Points are gained for the surprisingly good FX work of the scarecrow itself, a jet-black liquorice-looking viney chap, who can come out of the ground, even hide inside bodies… They’re lost, however, for strange choices of characters who outlast others and, more crucially, Lacey Chabert wiping her blood on a herd of cows and saying “rather you than me”! No, Lacey, no. Save the cows.

It’s one of those films where the villain only wants ONE person dead, but said person naturally resists, and so everyone else around them has to die!

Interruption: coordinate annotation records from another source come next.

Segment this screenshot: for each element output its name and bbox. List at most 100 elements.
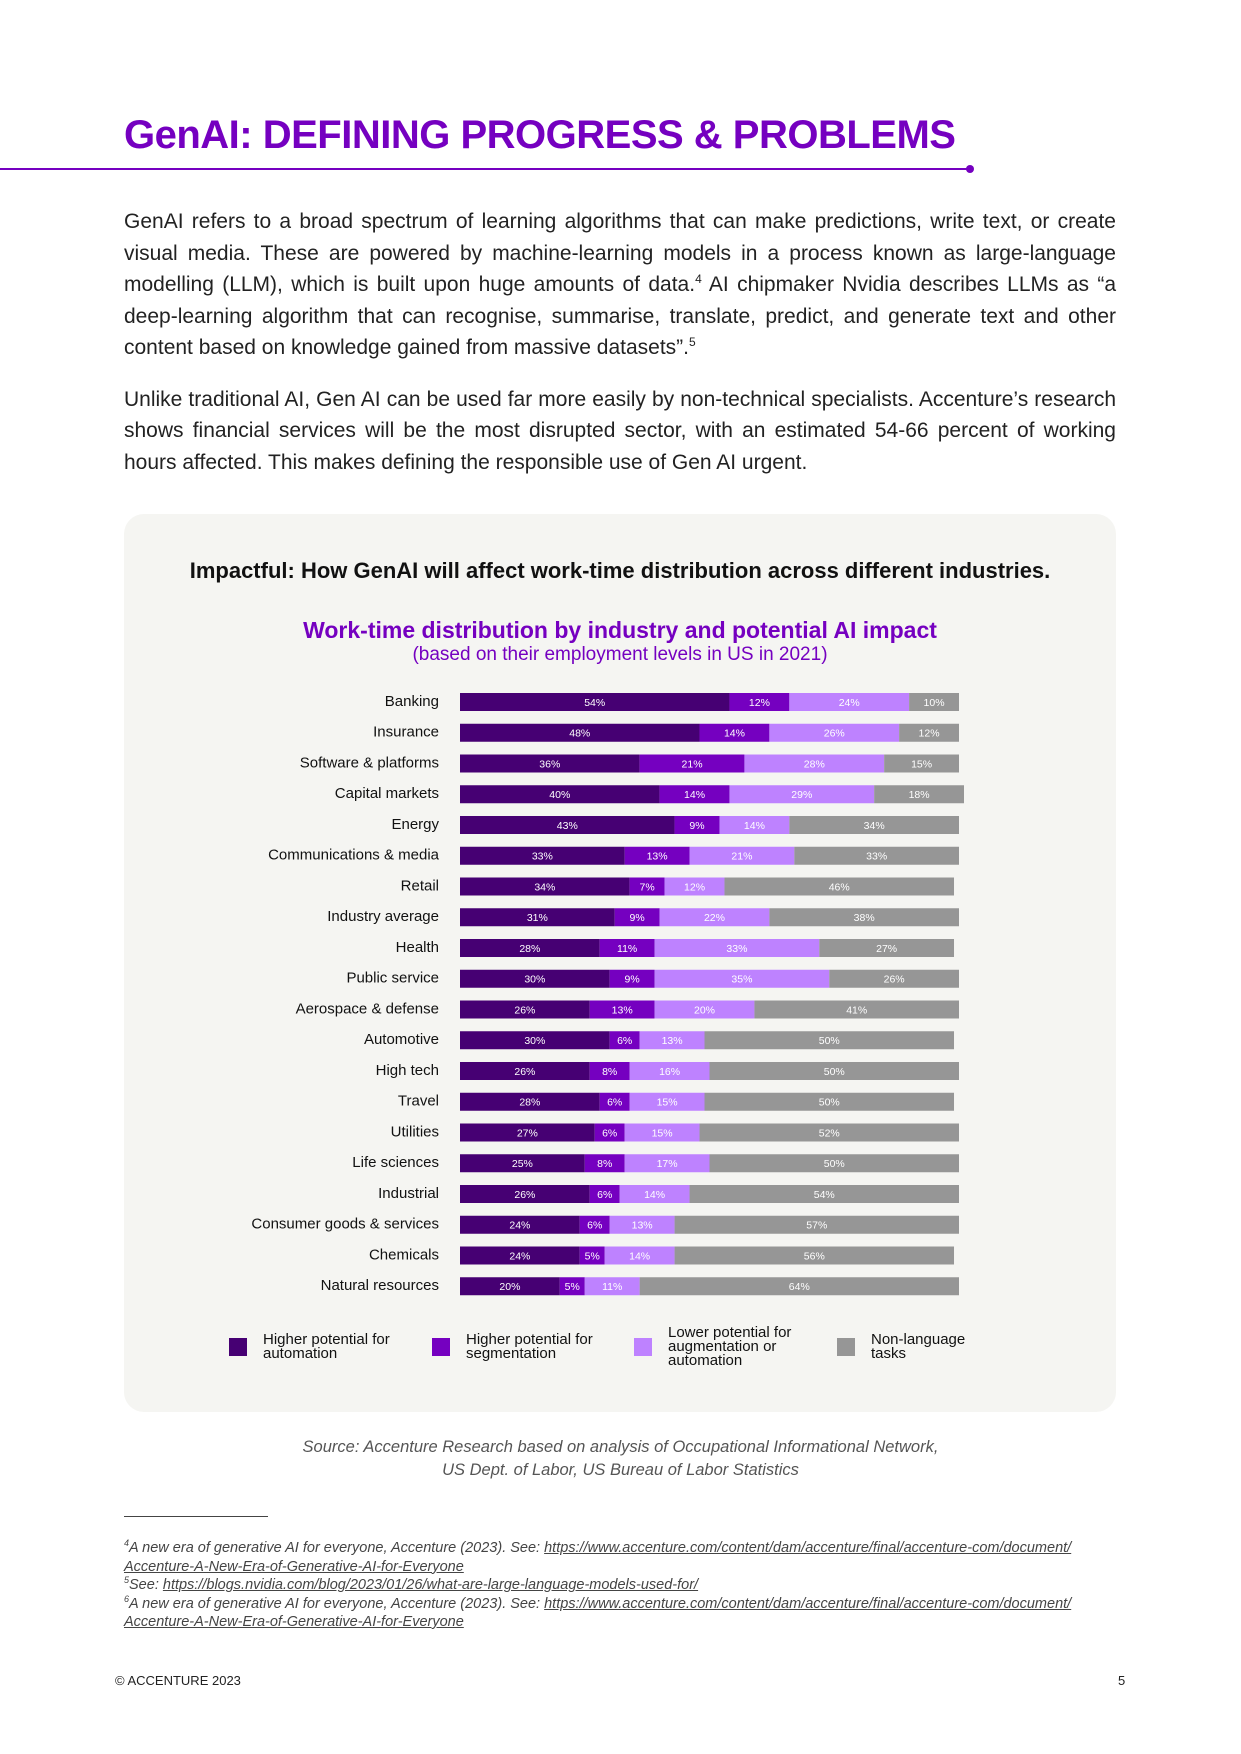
category-label: Life sciences (352, 1154, 439, 1171)
bar-segment (729, 693, 790, 711)
value-label: 6% (597, 1189, 612, 1201)
category-label: Travel (398, 1093, 439, 1110)
value-label: 33% (866, 851, 887, 863)
bar-segment (604, 1246, 675, 1265)
bar-segment (909, 693, 959, 711)
bar-segment (589, 1185, 620, 1203)
value-label: 18% (909, 789, 930, 801)
value-label: 13% (662, 1035, 683, 1047)
bar-segment (609, 1215, 675, 1234)
bar-segment (624, 1154, 710, 1173)
legend-item: Non-language tasks (837, 1317, 1001, 1377)
bar-segment (599, 939, 655, 957)
bar-segment (594, 1123, 625, 1142)
value-label: 6% (587, 1220, 602, 1232)
bar-segment (460, 939, 600, 957)
category-label: Capital markets (335, 785, 439, 802)
category-label: Communications & media (268, 847, 440, 864)
value-label: 64% (789, 1281, 810, 1293)
bar-segment (460, 816, 675, 834)
footnote-marker: 5 (124, 1575, 130, 1586)
footnote-link[interactable]: https://www.accenture.com/content/dam/ac… (124, 1595, 1072, 1631)
bar-segment (704, 1031, 955, 1050)
value-label: 6% (607, 1097, 622, 1109)
legend-label: Lower potential for augmentation or auto… (668, 1324, 792, 1369)
value-label: 26% (514, 1066, 535, 1078)
category-label: Energy (391, 816, 439, 833)
legend-swatch (229, 1338, 247, 1356)
bar-segment (460, 754, 640, 773)
bar-segment (629, 1092, 705, 1111)
value-label: 6% (617, 1035, 632, 1047)
value-label: 15% (911, 758, 932, 770)
value-label: 26% (884, 974, 905, 986)
value-label: 28% (804, 758, 825, 770)
value-label: 22% (704, 912, 725, 924)
bar-segment (654, 1000, 755, 1019)
bar-segment (719, 816, 790, 834)
footnote: 5See: https://blogs.nvidia.com/blog/2023… (124, 1576, 1074, 1595)
bar-segment (789, 816, 959, 834)
bar-segment (674, 816, 720, 834)
bar-segment (874, 785, 964, 804)
source-line: Source: Accenture Research based on anal… (302, 1438, 939, 1456)
bar-segment (460, 846, 625, 865)
value-label: 14% (744, 820, 765, 832)
value-label: 34% (864, 820, 885, 832)
chart: Banking 54% 12% 24% 10% Insurance 48% 14% 26% 12%… (251, 693, 964, 1296)
bar-segment (624, 846, 690, 865)
bar-segment (829, 969, 959, 988)
value-label: 25% (512, 1158, 533, 1170)
bar-segment (460, 1062, 590, 1080)
value-label: 21% (731, 851, 752, 863)
category-label: Industry average (327, 908, 439, 925)
value-label: 26% (514, 1189, 535, 1201)
bar-segment (769, 723, 900, 742)
bar-segment (639, 1277, 959, 1296)
bar-segment (579, 1215, 610, 1234)
footnote-ref: 4 (695, 272, 702, 286)
category-label: Retail (401, 877, 439, 894)
legend-item: Higher potential for segmentation (432, 1317, 596, 1377)
bar-segment (460, 1154, 585, 1173)
value-label: 50% (819, 1035, 840, 1047)
value-label: 54% (814, 1189, 835, 1201)
bar-segment (664, 877, 725, 896)
value-label: 13% (632, 1220, 653, 1232)
footnotes: 4A new era of generative AI for everyone… (124, 1539, 1074, 1632)
value-label: 29% (791, 789, 812, 801)
bar-segment (639, 1031, 705, 1050)
value-label: 50% (819, 1097, 840, 1109)
bar-segment (744, 754, 885, 773)
footnote-link[interactable]: https://blogs.nvidia.com/blog/2023/01/26… (162, 1577, 699, 1593)
bar-segment (460, 1000, 590, 1019)
bar-segment (899, 723, 959, 742)
value-label: 12% (684, 881, 705, 893)
footnote-text: A new era of generative AI for everyone,… (129, 1595, 545, 1612)
category-label: Natural resources (321, 1277, 439, 1294)
category-label: Industrial (378, 1185, 439, 1202)
value-label: 14% (724, 728, 745, 740)
footnote-link[interactable]: https://www.accenture.com/content/dam/ac… (124, 1540, 1072, 1575)
bar-segment (460, 785, 660, 804)
text: AI chipmaker Nvidia describes LLMs as “a… (124, 273, 1117, 359)
value-label: 17% (657, 1158, 678, 1170)
value-label: 9% (625, 974, 640, 986)
bar-segment (614, 908, 660, 927)
value-label: 21% (682, 758, 703, 770)
value-label: 38% (854, 912, 875, 924)
bar-segment (769, 908, 959, 927)
bar-segment (460, 1185, 590, 1203)
value-label: 5% (565, 1281, 580, 1293)
title-rule (0, 168, 969, 170)
bar-segment (819, 939, 955, 957)
category-label: Banking (385, 693, 439, 710)
value-label: 46% (829, 881, 850, 893)
footnote-ref: 5 (689, 335, 696, 349)
value-label: 50% (824, 1158, 845, 1170)
value-label: 12% (919, 728, 940, 740)
bar-segment (729, 785, 875, 804)
bar-segment (704, 1092, 955, 1111)
value-label: 33% (726, 943, 747, 955)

Things began with a fair bit of focus on the requisite drop-outs who we expect to live for most of the film and then die horribly. But no, again here Scarecrow fucks with us: They go really early, totally off-camera, without any of the expected comeuppance these types of characters normally suffer.

Another character acts so shadily that I was waiting for them to be revealed to be some sort of conduit for the scarecrow. While this person eventually showed another side of themselves, it was something totally different and disappointing.

In summary, a good looking, well made film, but one that shoots its load too early and expects us to hang around enjoying the afterglow. And the cow-thing can’t be forgiven.

Blurbs-of-interest: Lacey Chabert was in the Black Christmas remake; Robin Dunne was in American Psycho II: All-American Girl; Nicole Munoz was the little girl heroine in The Tooth Fairy; Brittney Wilson was in Scar 3D; Jerry Wasserman was in Christina’s House.

Porn of the dead

EVIL BREED: THE LEGEND OF SAMHAIN

3 Stars  2003/18/78m

A.k.a. Samhain

“Evil roams the woods.” Director/Writer:

Christian Viel / Writer: William R. Mariani / Cast: Bobbie Phillips, Brandi-Ann Milbradt, Ginger Lynn Allen, Jenna Jameson, Chasey Lain, Richard Grieco, Howard Rosenstein, Phil Price, Gillian Leigh, Heidi Hawkins, Neil Napier.

Body Count: 13

Laughter Lines: “If you leave, you’ll disappear just like every other B-movie character does.”


Production problems plagued this Canadian gorefest, originally titled the pithier Samhain before much of it was re-shot without the director’s input and reportedly the final cut is a far cry from the original vision.

Stocked with porn industry heavyweights, the first half of Evil Breed is surprisingly decent, rekindling a particular Friday the 13th vibe, with a group of horny, over-aged teenagers in the Irish woods (studying druids or something) and getting offed by a family of not-so-mythical inbred primevals.

Chasey Lain and Richard Grieco are the first to go in the obligatory pre-credits slaughter – quite why so many North Americans are camping in Ireland at the same time is a mystery. Then it’s pretty much death after death for the remaining characters, including a neat knife-in-the-mouth and a decapitation-by-wire, but the sight of one poor schmuck getting his intestines ripped out through his ass is a bit of a stretch the mind is less willing to reach. Elsewhere, Jenna Jameson is gutted by one of the cannibals, who then attempts to chow down on one of her silicone implants!

Considering 13 seconds were scissored by the BBFC, there’s still a hell of a lot of gore on show, but a good half of the killings occur off camera, leaving a lot of unanswered questions, while the cobbled-together footage jumps all over trying to sustain the plot.

The nostalgic approach to the midriff earns this three stars.

Blurb-of-interest: Neil Napier was in Slashers.